Puisque ces détails m’ont, pour la plupart, échappé, venons-en au fond du roman. Cela commence plutôt bien, dans une ambiance de mystère victorien assez classique, avec une pointe de noirceur inquiétante, aux frontières du rationnel, à la From Hell (2001), l’adaptation cinématographique que les jumeaux Albert et Allen Hugues ont tirée du roman graphique d’Alan Moore (scénario) et Eddie Campbell (dessin). Ou le très bon téléfilm Jack the Ripper / Jack l’éventreur (1988) de David Wickes, avec l’excellent Michael Caine. Jack l’Éventreur n’est d’ailleurs pas si étranger que ça au roman, qui compte aussi parmi ses invités Bram Stoker, le « père » de Dracula.

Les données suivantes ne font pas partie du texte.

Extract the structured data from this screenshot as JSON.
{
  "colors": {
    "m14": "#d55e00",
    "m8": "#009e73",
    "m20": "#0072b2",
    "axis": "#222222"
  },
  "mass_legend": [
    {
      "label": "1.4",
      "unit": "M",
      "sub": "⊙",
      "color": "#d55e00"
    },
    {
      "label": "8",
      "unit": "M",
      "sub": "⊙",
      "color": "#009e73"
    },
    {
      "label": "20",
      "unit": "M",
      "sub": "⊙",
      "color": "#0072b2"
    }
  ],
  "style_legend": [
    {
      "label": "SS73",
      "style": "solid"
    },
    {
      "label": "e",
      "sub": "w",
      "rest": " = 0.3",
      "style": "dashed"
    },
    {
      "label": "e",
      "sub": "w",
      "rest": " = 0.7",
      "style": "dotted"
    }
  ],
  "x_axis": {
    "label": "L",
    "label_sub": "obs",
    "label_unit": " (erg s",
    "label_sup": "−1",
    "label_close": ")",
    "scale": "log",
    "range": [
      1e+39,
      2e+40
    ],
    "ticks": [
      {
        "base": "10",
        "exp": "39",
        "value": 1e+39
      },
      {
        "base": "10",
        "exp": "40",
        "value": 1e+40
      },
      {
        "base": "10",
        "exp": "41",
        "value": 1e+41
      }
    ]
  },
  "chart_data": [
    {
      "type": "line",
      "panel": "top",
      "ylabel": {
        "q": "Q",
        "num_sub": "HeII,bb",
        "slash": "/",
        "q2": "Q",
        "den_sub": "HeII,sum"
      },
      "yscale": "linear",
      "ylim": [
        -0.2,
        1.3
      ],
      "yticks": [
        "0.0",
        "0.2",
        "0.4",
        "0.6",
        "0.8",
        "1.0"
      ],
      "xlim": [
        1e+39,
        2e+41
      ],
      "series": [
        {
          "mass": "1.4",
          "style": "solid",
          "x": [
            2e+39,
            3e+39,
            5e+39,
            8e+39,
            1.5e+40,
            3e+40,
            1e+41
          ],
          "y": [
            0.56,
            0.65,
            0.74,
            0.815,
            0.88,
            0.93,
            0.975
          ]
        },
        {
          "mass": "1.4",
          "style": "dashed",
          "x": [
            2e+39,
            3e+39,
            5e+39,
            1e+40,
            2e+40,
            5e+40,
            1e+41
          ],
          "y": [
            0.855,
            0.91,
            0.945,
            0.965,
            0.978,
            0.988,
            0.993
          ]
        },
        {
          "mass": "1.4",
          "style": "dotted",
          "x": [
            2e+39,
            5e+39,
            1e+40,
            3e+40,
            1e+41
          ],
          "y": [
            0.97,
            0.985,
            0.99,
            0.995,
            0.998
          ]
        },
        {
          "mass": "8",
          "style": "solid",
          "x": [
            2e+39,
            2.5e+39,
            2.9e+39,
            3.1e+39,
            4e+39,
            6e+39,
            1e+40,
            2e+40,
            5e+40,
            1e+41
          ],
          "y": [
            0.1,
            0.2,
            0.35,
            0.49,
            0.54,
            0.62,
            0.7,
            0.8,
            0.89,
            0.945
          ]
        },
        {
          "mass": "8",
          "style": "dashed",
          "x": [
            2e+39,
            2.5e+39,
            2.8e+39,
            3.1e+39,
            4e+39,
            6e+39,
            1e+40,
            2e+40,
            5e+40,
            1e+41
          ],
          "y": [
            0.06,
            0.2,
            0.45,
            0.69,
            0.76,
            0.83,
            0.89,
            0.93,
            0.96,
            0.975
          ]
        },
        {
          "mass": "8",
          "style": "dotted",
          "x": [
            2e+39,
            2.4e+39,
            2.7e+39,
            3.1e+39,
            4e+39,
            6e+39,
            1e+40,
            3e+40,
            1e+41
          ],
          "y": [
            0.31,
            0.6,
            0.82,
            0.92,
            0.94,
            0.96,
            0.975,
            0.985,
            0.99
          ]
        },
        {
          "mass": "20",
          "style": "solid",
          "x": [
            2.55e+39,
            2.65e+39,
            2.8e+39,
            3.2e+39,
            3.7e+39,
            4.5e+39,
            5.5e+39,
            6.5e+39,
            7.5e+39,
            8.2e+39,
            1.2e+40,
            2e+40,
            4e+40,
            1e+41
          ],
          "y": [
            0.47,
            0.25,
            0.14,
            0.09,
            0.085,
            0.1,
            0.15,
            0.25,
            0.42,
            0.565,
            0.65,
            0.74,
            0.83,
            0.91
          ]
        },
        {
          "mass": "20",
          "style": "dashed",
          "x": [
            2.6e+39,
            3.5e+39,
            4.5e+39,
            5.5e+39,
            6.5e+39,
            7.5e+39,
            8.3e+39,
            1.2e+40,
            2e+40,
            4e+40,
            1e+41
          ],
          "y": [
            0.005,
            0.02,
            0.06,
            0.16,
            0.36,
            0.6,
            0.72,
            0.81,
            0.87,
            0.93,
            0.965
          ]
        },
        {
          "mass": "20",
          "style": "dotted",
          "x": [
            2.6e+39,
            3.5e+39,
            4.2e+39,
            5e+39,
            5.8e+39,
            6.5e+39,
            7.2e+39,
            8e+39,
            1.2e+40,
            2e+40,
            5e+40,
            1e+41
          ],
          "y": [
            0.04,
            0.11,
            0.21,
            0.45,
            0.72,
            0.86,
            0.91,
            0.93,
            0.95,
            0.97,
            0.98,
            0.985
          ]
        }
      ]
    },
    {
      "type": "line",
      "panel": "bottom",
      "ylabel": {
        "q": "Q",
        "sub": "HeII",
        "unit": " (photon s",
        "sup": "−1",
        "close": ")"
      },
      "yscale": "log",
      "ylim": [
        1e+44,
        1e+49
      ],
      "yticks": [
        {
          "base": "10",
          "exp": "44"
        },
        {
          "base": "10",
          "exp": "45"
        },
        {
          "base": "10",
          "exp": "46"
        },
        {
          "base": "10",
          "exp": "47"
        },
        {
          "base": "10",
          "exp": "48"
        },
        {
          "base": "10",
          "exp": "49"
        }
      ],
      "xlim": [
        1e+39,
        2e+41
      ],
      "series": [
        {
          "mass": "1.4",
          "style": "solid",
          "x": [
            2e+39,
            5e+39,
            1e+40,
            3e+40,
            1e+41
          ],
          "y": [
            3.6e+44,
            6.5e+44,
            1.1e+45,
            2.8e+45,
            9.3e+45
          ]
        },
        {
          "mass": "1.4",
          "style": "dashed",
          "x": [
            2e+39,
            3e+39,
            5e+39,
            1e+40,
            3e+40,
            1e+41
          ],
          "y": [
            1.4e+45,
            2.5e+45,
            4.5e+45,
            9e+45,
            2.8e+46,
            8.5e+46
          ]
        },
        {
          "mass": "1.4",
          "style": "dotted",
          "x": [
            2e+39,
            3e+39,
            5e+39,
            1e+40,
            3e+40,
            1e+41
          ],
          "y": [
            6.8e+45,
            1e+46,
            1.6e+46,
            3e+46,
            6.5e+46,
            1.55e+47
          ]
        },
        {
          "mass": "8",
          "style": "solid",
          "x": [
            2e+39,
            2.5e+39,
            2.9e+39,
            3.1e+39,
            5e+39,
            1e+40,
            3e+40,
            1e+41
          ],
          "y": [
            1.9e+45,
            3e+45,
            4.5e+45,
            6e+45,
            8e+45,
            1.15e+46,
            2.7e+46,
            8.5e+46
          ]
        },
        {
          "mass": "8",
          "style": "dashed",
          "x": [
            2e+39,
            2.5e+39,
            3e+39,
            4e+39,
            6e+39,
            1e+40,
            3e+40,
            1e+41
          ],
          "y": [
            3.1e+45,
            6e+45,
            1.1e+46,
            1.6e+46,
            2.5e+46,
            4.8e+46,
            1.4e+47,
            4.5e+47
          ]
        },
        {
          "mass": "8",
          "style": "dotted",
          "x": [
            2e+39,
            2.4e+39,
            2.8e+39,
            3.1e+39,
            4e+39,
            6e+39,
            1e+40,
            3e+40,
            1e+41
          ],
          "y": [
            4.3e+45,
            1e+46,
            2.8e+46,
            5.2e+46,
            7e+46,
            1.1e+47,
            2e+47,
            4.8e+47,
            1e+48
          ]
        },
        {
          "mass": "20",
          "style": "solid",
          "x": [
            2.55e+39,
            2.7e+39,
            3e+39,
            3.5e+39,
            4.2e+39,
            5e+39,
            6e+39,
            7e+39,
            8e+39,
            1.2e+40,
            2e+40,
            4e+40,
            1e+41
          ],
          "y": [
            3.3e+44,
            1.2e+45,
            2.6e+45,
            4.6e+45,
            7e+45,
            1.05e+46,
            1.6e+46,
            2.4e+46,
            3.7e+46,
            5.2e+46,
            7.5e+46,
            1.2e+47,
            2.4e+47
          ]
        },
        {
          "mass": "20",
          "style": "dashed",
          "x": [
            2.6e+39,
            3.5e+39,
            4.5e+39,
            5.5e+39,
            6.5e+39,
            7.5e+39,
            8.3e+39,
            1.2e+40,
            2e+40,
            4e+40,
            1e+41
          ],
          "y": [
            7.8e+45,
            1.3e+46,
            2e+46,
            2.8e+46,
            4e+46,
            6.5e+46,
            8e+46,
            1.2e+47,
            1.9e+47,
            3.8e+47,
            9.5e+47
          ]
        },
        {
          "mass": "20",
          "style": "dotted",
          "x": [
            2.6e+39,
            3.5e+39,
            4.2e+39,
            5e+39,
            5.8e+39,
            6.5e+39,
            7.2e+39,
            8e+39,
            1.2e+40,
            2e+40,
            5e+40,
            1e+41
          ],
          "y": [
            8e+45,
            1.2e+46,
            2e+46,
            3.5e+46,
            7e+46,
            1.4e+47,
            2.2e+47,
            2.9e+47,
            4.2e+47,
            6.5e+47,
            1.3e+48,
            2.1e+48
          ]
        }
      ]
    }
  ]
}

Puis, comment dire ?... Ça tourne à tout autre chose. Au diable la finesse holmesienne ! Sortons les monstres, les flingues, les effets spéciaux ! Des momies revenues à la vie dans les sous-sols du British Museum, des sangsues géantes, des expériences de lobotomies et de drogues psychotropes, un espion au service de la Reine mais échappé d’un asile de fous, un manoir dans les brumes du Yorkshire, un complot mêlant des bellicistes de rêvant l’embrasement du monde et de satanistes qui, eux, rêvent de ramener sur Terre Celui-qu’on-ne-doit-pas-nommer-mais-qui-porte-mille-noms. Et, bien sûr, la liste des noms des conspirateurs, histoire que quelqu’un comprenne qu’ils sont liés, à défaut de comprendre pourquoi ils le sont... Ah, et j’ai failli oublié : le grand méchant (c’est-à-dire le plus méchant des sept, le cerveau, les six autres n’étant là qu’à titre utilitaire ou presque) et un des gentils sont frères, histoire d’ajouter du piment abeletcaïnesque à une tambouille dans lesquels les ingrédients étaient déjà nombreux et épicés.

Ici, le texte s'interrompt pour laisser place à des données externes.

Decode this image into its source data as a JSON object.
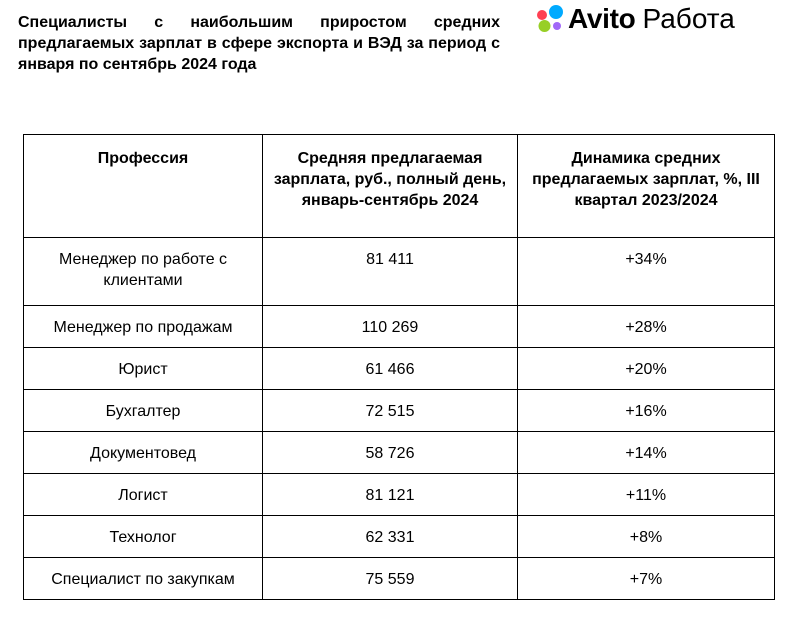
{
  "title": "Специалисты с наибольшим приростом средних предлагаемых зарплат в сфере экспорта и ВЭД за период с января по сентябрь 2024 года",
  "logo": {
    "brand": "Avito",
    "product": "Работа",
    "dot_colors": [
      "#00aaff",
      "#ff4053",
      "#97cf26",
      "#a169f7"
    ]
  },
  "table": {
    "headers": [
      "Профессия",
      "Средняя предлагаемая зарплата, руб., полный день, январь-сентябрь 2024",
      "Динамика средних предлагаемых зарплат, %, III квартал 2023/2024"
    ],
    "rows": [
      {
        "profession": "Менеджер по работе с клиентами",
        "salary": "81 411",
        "change": "+34%"
      },
      {
        "profession": "Менеджер по продажам",
        "salary": "110 269",
        "change": "+28%"
      },
      {
        "profession": "Юрист",
        "salary": "61 466",
        "change": "+20%"
      },
      {
        "profession": "Бухгалтер",
        "salary": "72 515",
        "change": "+16%"
      },
      {
        "profession": "Документовед",
        "salary": "58 726",
        "change": "+14%"
      },
      {
        "profession": "Логист",
        "salary": "81 121",
        "change": "+11%"
      },
      {
        "profession": "Технолог",
        "salary": "62 331",
        "change": "+8%"
      },
      {
        "profession": "Специалист по закупкам",
        "salary": "75 559",
        "change": "+7%"
      }
    ]
  }
}
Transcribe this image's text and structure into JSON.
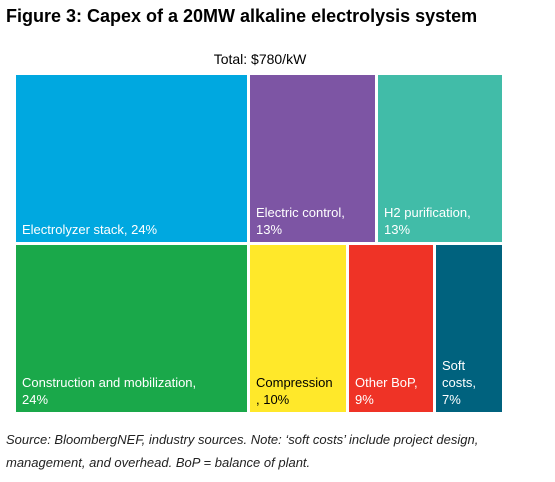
{
  "figure": {
    "title": "Figure 3: Capex of a 20MW alkaline electrolysis system",
    "source_note": "Source: BloombergNEF, industry sources. Note: ‘soft costs’ include project design, management, and overhead. BoP = balance of plant."
  },
  "chart_data": {
    "type": "treemap",
    "title": "Total: $780/kW",
    "total_label": "Total: $780/kW",
    "unit": "% of capex",
    "items": [
      {
        "label": "Electrolyzer stack, 24%",
        "label_lines": [
          "Electrolyzer stack, 24%"
        ],
        "value": 24,
        "color": "#00a8e0"
      },
      {
        "label": "Electric control, 13%",
        "label_lines": [
          "Electric control,",
          "13%"
        ],
        "value": 13,
        "color": "#7d55a4"
      },
      {
        "label": "H2 purification, 13%",
        "label_lines": [
          "H2 purification,",
          "13%"
        ],
        "value": 13,
        "color": "#41bca8"
      },
      {
        "label": "Construction and mobilization, 24%",
        "label_lines": [
          "Construction and mobilization,",
          "24%"
        ],
        "value": 24,
        "color": "#1aa84a"
      },
      {
        "label": "Compression, 10%",
        "label_lines": [
          "Compression",
          ", 10%"
        ],
        "value": 10,
        "color": "#ffe82a",
        "text_color": "#000000"
      },
      {
        "label": "Other BoP, 9%",
        "label_lines": [
          "Other BoP,",
          "9%"
        ],
        "value": 9,
        "color": "#ef3326"
      },
      {
        "label": "Soft costs, 7%",
        "label_lines": [
          "Soft",
          "costs,",
          "7%"
        ],
        "value": 7,
        "color": "#00627e"
      }
    ]
  }
}
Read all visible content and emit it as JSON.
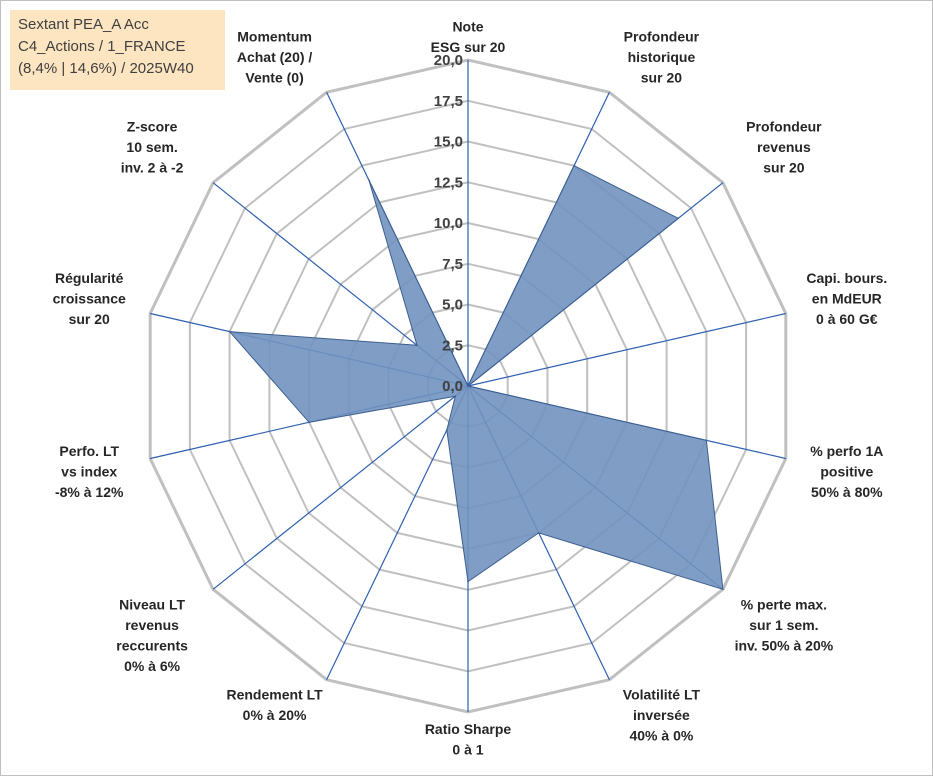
{
  "header": {
    "fund_name": "Sextant PEA_A Acc",
    "category": "C4_Actions / 1_FRANCE",
    "stats": "(8,4% | 14,6%) / 2025W40"
  },
  "colors": {
    "fill": "#7192bf",
    "stroke": "#3d5f8f",
    "spoke": "#2f5fb0",
    "ring": "#c0c0c0",
    "label_box": "#fce5c0"
  },
  "chart_data": {
    "type": "radar",
    "title": "",
    "rmin": 0,
    "rmax": 20,
    "ticks": [
      "0,0",
      "2,5",
      "5,0",
      "7,5",
      "10,0",
      "12,5",
      "15,0",
      "17,5",
      "20,0"
    ],
    "tick_values": [
      0,
      2.5,
      5,
      7.5,
      10,
      12.5,
      15,
      17.5,
      20
    ],
    "axes": [
      {
        "lines": [
          "Note",
          "ESG sur 20"
        ],
        "value": 0
      },
      {
        "lines": [
          "Profondeur",
          "historique",
          "sur 20"
        ],
        "value": 15
      },
      {
        "lines": [
          "Profondeur",
          "revenus",
          "sur 20"
        ],
        "value": 16.5
      },
      {
        "lines": [
          "Capi. bours.",
          "en MdEUR",
          "0 à 60 G€"
        ],
        "value": 0
      },
      {
        "lines": [
          "% perfo 1A",
          "positive",
          "50% à 80%"
        ],
        "value": 15
      },
      {
        "lines": [
          "% perte max.",
          "sur 1 sem.",
          "inv. 50% à 20%"
        ],
        "value": 20
      },
      {
        "lines": [
          "Volatilité LT",
          "inversée",
          "40% à 0%"
        ],
        "value": 10
      },
      {
        "lines": [
          "Ratio Sharpe",
          "0 à 1"
        ],
        "value": 12
      },
      {
        "lines": [
          "Rendement LT",
          "0% à 20%"
        ],
        "value": 3
      },
      {
        "lines": [
          "Niveau LT",
          "revenus",
          "reccurents",
          "0% à 6%"
        ],
        "value": 1
      },
      {
        "lines": [
          "Perfo. LT",
          "vs index",
          "-8% à 12%"
        ],
        "value": 10
      },
      {
        "lines": [
          "Régularité",
          "croissance",
          "sur 20"
        ],
        "value": 15
      },
      {
        "lines": [
          "Z-score",
          "10 sem.",
          "inv. 2 à -2"
        ],
        "value": 4
      },
      {
        "lines": [
          "Momentum",
          "Achat (20) /",
          "Vente (0)"
        ],
        "value": 14
      }
    ]
  }
}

Quand je vois ça au cinéma, je peux en être bon public : je peux applaudir à The Mummy / La momie (1999) de Stephen Sommers – même si ma préférence va quand même à Raiders of the Lost Ark / Les aventuriers de l’arche perdue (1981) de Steven Spielberg. Voire, quitte à bousculer les canons holmesiens, savourer sans fausse pudeur le Sherlock Holmes (2009) de Guy Ritchie et son pétillant duo formé par Robert Downey Jr. (Holmes) et Jude Law (le Dr. Watson). Mais, sous forme de livre, j’accroche beaucoup moins : cela me semble plus poussif, et j’en arrive à lire en diagonale juste pour avec une idée du fil du récit sans être englué dans les détails et les rebondissements parfois artificiels.

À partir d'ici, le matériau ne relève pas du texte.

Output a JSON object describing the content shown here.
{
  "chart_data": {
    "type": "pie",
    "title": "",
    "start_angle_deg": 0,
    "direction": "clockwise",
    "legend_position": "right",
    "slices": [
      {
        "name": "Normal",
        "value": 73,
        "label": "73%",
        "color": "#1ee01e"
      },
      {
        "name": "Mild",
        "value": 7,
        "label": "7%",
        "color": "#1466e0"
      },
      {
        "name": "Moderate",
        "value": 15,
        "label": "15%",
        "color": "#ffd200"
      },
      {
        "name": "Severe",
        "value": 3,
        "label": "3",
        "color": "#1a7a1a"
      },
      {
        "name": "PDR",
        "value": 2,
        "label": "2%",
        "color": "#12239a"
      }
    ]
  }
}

Quand il s’agit d’une menace sournoise qui cherche à saper les fondations de l’empire britannique, je penche plutôt vers des romans comme ceux de Fu Manchu par Sax Rohmer (même si je ne me complais pas dans le racisme et le mépris qui parcourent ces romans). Et je préfère l’écriture d’un Tim Powers, par exemple dans The Anubis Gates / Les portes d’Anubis (1983), à celle de Mark Frost, fort heureusement allégée par des dialogues piqués d’ironie et de second degré.

Cette Liste des sept séduira probablement ceux qui sont capables de se dépouiller volontairement de leur incrédulité pour se laisser emporter par le tourbillon de ce récit où tout est « plus ». Moi, j’ai trouvé que c’est un peu « trop ».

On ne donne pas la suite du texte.